Tourism meets tsunami preparedness in the Caribbean
The people working on tsunami alerts in the Caribbean region know a big disaster is not very likely here. But the Indonesian tragedy of 2004 is always in the back of people’s minds.
Still, when hotel owners and managers heard about giving tourists notice of tsunami possibility, they panicked — at least for a while.
Claudio Martínez, from the tsunami alert unit of the national meteorology office of Dominican Republic, told me last week at the Ninth Session of the Intergovernmental Coordination Group for the Tsunami and Other Coastal Hazards Warning System for the Caribbean and Adjacent Regions, that his team has encountered some resistance from the hotel owners at their main tourist resort, Punta Cana.
“They at first refused to accept us because they believed they would lose tourism,” he said.
Things have changed when the Funglode Foundation, a think-tank focusing on Dominican Republic development policy, and UNESCO organised meetings between a range of experts and tourism professionals in July 2013.
Hotel keepers in another two tourist area in the republic — Puerto Plata and Bayahibe — were more receptive to the idea of informing their customers about tsunami risks. “We did seminars, and created working groups; we now make evacuation maps, and street and beach signs, and we plan to put some sirens up eventually,” Martinez said.

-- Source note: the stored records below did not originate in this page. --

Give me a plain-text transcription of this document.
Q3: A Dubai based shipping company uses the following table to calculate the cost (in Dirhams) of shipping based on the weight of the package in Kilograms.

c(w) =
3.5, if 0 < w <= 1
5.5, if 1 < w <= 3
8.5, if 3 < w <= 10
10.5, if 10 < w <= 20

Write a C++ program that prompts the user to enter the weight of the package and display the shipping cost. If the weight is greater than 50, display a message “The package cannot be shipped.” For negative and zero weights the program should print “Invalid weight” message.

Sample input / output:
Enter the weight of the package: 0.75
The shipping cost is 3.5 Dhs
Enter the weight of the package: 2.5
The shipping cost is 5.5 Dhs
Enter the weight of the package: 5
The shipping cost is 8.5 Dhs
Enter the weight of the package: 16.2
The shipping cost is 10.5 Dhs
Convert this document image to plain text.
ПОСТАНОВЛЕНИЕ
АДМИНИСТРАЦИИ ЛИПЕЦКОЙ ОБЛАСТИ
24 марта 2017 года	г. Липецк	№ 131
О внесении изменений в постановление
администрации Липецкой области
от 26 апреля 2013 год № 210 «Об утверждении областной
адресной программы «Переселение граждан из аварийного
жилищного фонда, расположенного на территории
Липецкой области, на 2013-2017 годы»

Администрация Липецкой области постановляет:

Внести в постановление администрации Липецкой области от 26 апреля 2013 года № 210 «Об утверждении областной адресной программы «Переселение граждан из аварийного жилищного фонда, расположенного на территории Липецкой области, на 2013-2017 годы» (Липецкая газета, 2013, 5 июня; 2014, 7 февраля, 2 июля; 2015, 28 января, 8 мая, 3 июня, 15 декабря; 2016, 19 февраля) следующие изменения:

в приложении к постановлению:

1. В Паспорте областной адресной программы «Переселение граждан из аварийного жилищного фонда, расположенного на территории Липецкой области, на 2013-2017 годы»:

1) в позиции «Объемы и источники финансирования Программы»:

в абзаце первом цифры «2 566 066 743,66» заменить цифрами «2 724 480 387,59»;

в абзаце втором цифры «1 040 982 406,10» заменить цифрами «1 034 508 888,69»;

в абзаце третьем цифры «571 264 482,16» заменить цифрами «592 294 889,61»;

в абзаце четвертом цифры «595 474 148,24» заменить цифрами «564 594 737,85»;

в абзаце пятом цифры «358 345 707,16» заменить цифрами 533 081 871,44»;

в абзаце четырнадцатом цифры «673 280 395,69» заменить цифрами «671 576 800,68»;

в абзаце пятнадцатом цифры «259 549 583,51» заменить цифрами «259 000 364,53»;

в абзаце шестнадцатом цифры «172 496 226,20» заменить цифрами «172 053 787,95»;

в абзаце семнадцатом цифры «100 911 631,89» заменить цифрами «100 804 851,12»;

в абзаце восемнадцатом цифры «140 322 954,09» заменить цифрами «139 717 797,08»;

A similar challenge faced Carolina Hincapié-Cárdenas, from the Puerto Rico Seismic Network.
“One hotel manager told me that tourists already have too many worries for him to add another one. Moreover, if it is a warning about dying, it will mess up their holidays,” she said to me.
Nevertheless, it was not the only response she had. “The security head at one hotel in Río Grande, Gran Meliá, was very interested in being ready for a tsunami. And he has a reason: the hotel is in a peninsula and a tsunami could sweep them off completely. They would have to walk a long distance in case of an emergency”, she added.
As part of the network’s tsunami program they also distributed flyers, put up signs, organized information meetings and trained staff in hotels.
Meanwhile, across the sea on the Virgin Islands, it’s been a different experience.
As Elton Lewis, from the Virgin Islands Territorial Emergency Management Agency told me, their biggest preoccupation — he refused to use the word “resistance”— comes from the local Historical preservation commission.
“They complained because of the size of the street signs we liked to put in historical zones. 'Very big', they said. Finally, they won the dispute and we had to reduce them and that was expensive,” he said.